When you create virtual machines on Cloud providers, the price depends on the size on the machine and the region where you create it.
You have the possibility to reserve capacity for a long period of time (1 year for instance), to have reductions from the provider.
Another way to have reductions is to get Spot instances : it offers reduced price machines based on spare resources not used by other machines.
The advantage is that you have very interesting price for you virtual machines, the downside is that you should consider this resources can break at any moment.
For developement and testing environments, that’s a very good option.
You have to handle the automated rebuild of the instances to work properly. That’s why we will build a Managed Instance Group on GCP and an Autoscaling Group on AWS.

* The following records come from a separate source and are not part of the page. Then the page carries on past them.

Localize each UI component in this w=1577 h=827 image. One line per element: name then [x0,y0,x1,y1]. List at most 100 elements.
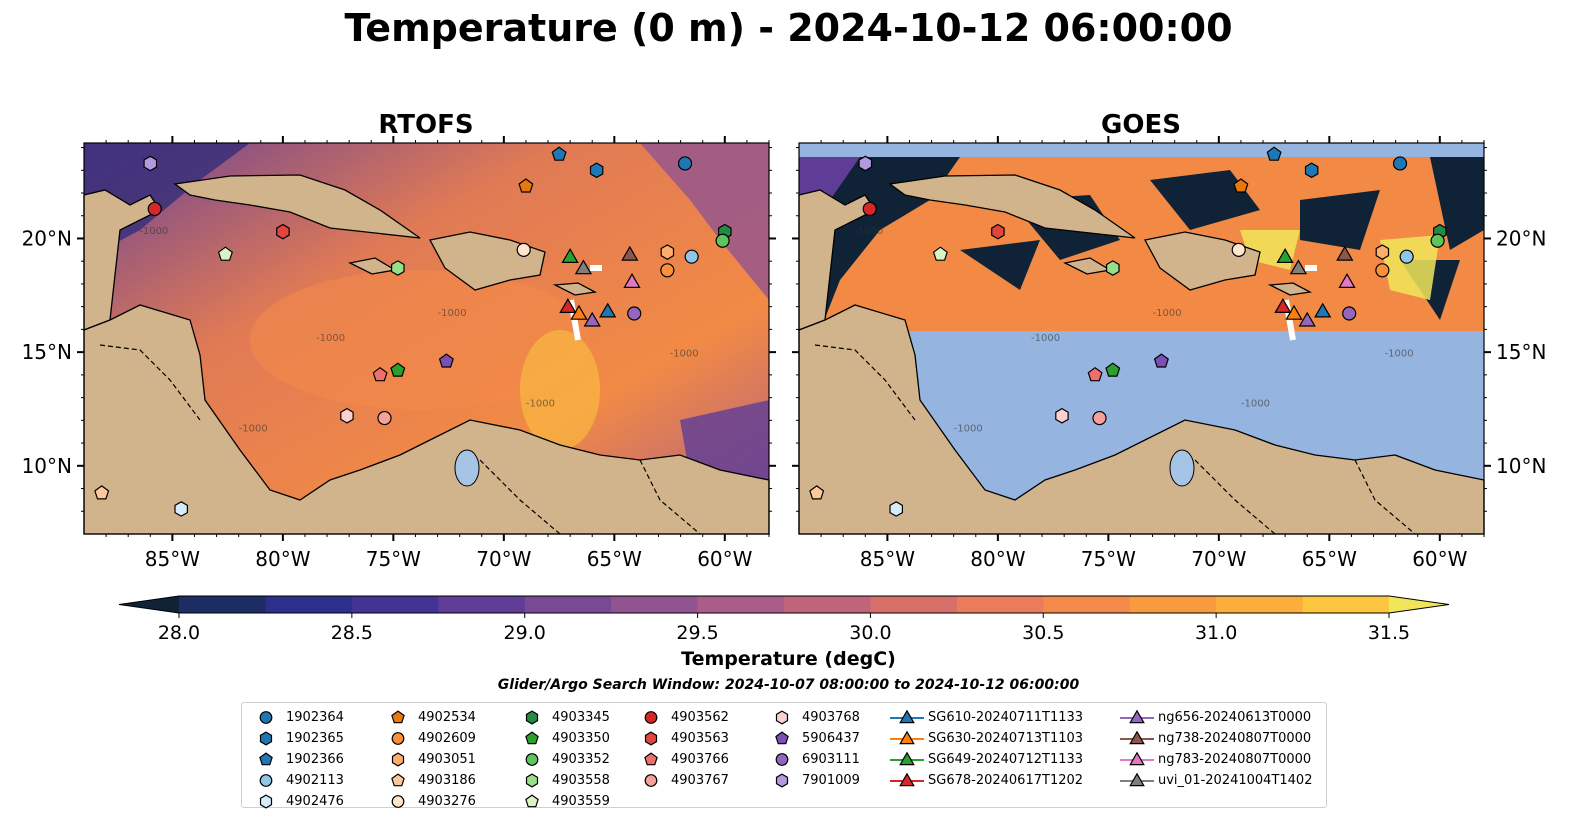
legend-item: 4903767 [637,770,729,791]
legend-label: 4903186 [418,773,476,788]
lon-tick-label: 70°W [1191,547,1246,571]
contour-label: -1000 [438,308,467,319]
legend-marker-icon [637,728,671,749]
contour-label: -1000 [239,424,268,435]
legend-item: 4903563 [637,728,729,749]
legend-marker-icon [888,749,928,770]
colorbar-tick-label: 31.0 [1195,622,1237,640]
legend-label: 4903766 [671,752,729,767]
legend-label: SG649-20240712T1133 [928,752,1084,767]
legend-label: 4903559 [552,794,610,809]
contour-label: -1000 [854,226,883,237]
legend-marker-icon [888,707,928,728]
marker-1902365 [1304,162,1319,179]
legend-label: ng656-20240613T0000 [1158,710,1312,725]
legend-column: 4902534 4902609 4903051 4903186 4903276 [384,707,476,812]
legend-label: ng738-20240807T0000 [1158,731,1312,746]
legend-column: 4903768 5906437 6903111 7901009 [768,707,860,791]
marker-4903352 [715,233,730,248]
legend-item: 4903559 [518,791,610,812]
colorbar-tick-label: 28.0 [158,622,200,640]
marker-7901009 [858,155,873,172]
marker-4902534 [518,178,534,193]
rtofs-ticks: 85°W 80°W 75°W 70°W 65°W 60°W 20°N 15°N 10°N -100… [22,136,776,571]
colorbar-segment [438,596,526,613]
contour-label: -1000 [1385,349,1414,360]
marker-1902366 [551,146,567,161]
contour-label: -1000 [316,333,345,344]
lon-tick-label: 60°W [697,547,752,571]
marker-4903768 [340,407,354,424]
marker-4903766 [1087,366,1103,382]
legend-label: 1902365 [286,731,344,746]
colorbar-label: Temperature (degC) [681,648,896,670]
contour-label: -1000 [139,226,168,237]
colorbar-tick-label: 30.5 [1022,622,1064,640]
marker-uvi_01-20241004T1402 [1289,259,1308,275]
legend-label: 6903111 [802,752,860,767]
colorbar-tick-label: 30.0 [849,622,891,640]
legend-item: 4903352 [518,749,610,770]
lon-tick-label: 80°W [255,547,310,571]
marker-1902366 [1266,146,1282,161]
marker-4903559 [932,246,948,261]
marker-4903767 [1092,410,1107,426]
lat-tick-label: 20°N [1496,226,1546,250]
search-window-note: Glider/Argo Search Window: 2024-10-07 08… [497,677,1080,693]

We are going to see how to implement that on both providers.
On Google Cloud
First, you need to create an Instance Template, in the Compute Engine section :
Give a name to this Instance Template, and select a region (we choose one where there are free credits) :
We choose e2-micro instance (General purpose with 1 Gb RAM), we can see that the cost is very low for one month, including storage : $3.44 :
You can set some firewall rules :
And assign to your prefered VPC, then create :
Now you will create a MIG (Managed Instance Group), to create the VMs according to this template :
Create a stateless Instance Group, give a name and select the template :
Set a location with multiple zones, set an Autoscaling to have permanently 2 machines running, then create the MIG :
Now you can access your VMs, by clicking “Connect SSH” :
On AWS
First, you need to create a Launch Template, in the EC2 section :
Give a name to this Launch Template :
Select an AMI from the catalog, Amazon Linux will allow to easily connect with session manager, and Arm will use less resources and cheaper :
Select t4g.nano, that is an optimized general purpose instance, with a base price of 0.0046 USD per hour :
Select the VPC and Security group you want to use (for the SG, just allow All traffic in Outbound, for now) :
Specify a tag “Name” for your instances to recognize them in the list later :
In Advanced details, specify an IAM role for SSM acces, and that you want Spot instances, then create the template :
Now, create an Auto Scaling Group (ASG) :
Name it and select the template just created :
Select the network options you prefer :
Select the scaling policies you want, then you can create the ASG :
Now you can access your VMs, using Session Manager :
Conclusion
You can see that this mechanism is really similar on both of these cloud providers and Spot instances are really easy to implement.
Of course, the best option will be to automate it an IaC tool like Terraform or OpenTofu and to optimize it according to your needs.
You now have the keys to implement them on your projects, to have low-cost computing resources for any development objective.